Dans un message publié sur X ce dimanche, Édouard Bizimana, qui est également président du Conseil exécutif de l’Union africaine (UA), commentait une intervention diffusée sur Public Sénat. Il estimait que « les FDLR ne seraient qu’un alibi utilisé pour dissimuler les véritables motivations de la guerre imposée au peuple congolais », ajoutant que toute solution durable devait tenir compte de cette réalité.
Cette déclaration a provoqué une réaction particulièrement ferme du ministre rwandais des Affaires étrangères, Amb.
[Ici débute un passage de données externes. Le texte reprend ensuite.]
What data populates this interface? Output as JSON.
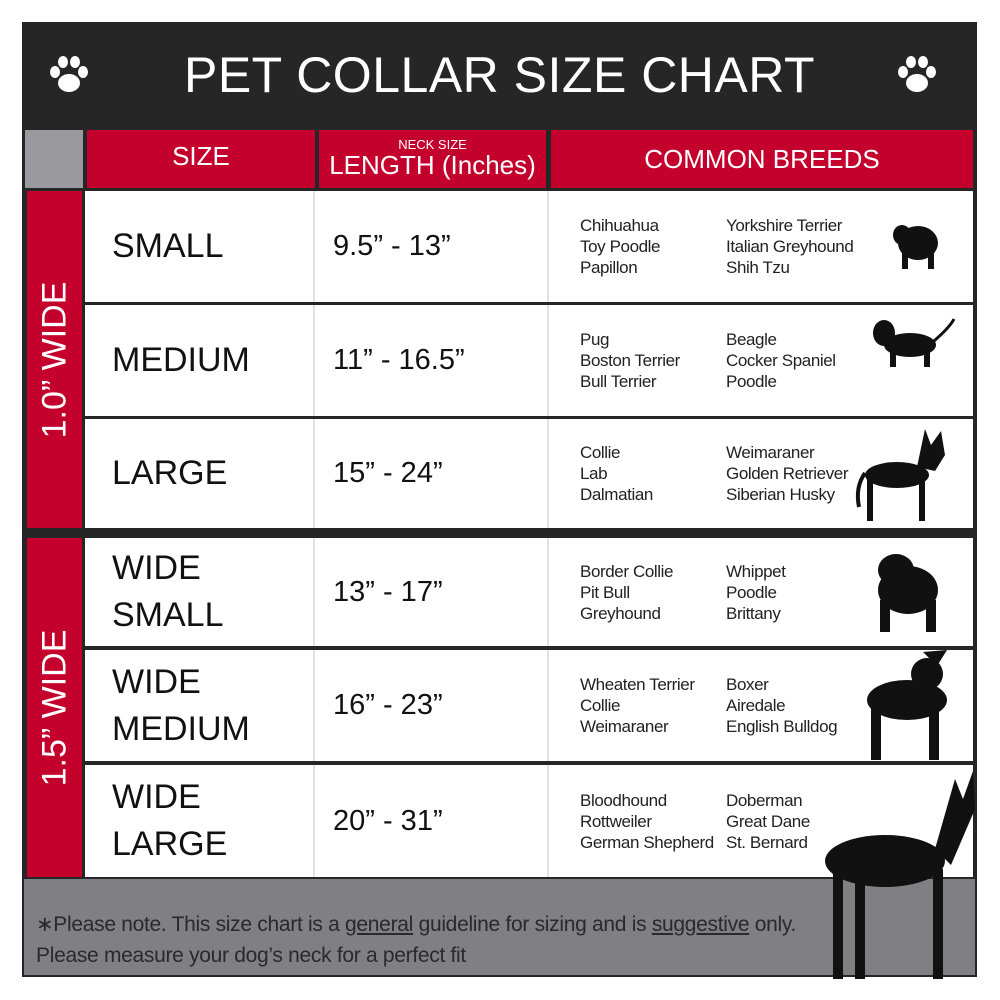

Olivier Nduhungirehe, qui a notamment rappelé au ministre burundais sa double fonction de ministre et de président du Conseil exécutif de l’UA, ainsi que les précédentes résolutions de l’UA condamnant les FDLR.
« S’il ne lit pas les documents de l’organisation qu’il préside, permettez-moi de lui rappeler que l’Union africaine a adopté plusieurs résolutions condamnant les FDLR, une force génocidaire, et appelant à leur désarmement et à leur rapatriement.
Permettez-moi également de lui rappeler que l’Union africaine, à travers sa médiation, soutient sans réserve les Accords de Washington, qui ont été signés en présence du président Évariste Ndayishimiye », a-t-il indiqué.
Notant que le gouvernement de la RDC avait signé l’Accord de paix de Washington du 27 juin 2025 ainsi que les Accords de Washington pour la paix et la prospérité du 4 décembre 2025, dans lesquels il s’est engagé à neutraliser les FDLR, Nduhungirehe s’est interrogé sur la manière dont Édouard Bizimana, dont le pays n’est pas signataire de ces Accords, pouvait « sortir de nulle part » pour affirmer que les FDLR sont un « alibi » – quoi que cela puisse signifier.
« Il est consternant de constater que le président du Conseil exécutif de l’Union africaine, dont l’armée collabore avec les FDLR dans l’est de la RDC, continue de nier l’existence d’une force génocidaire qui a été condamnée à plusieurs reprises par l’organisation même qu’il préside », a-t-il ajouté.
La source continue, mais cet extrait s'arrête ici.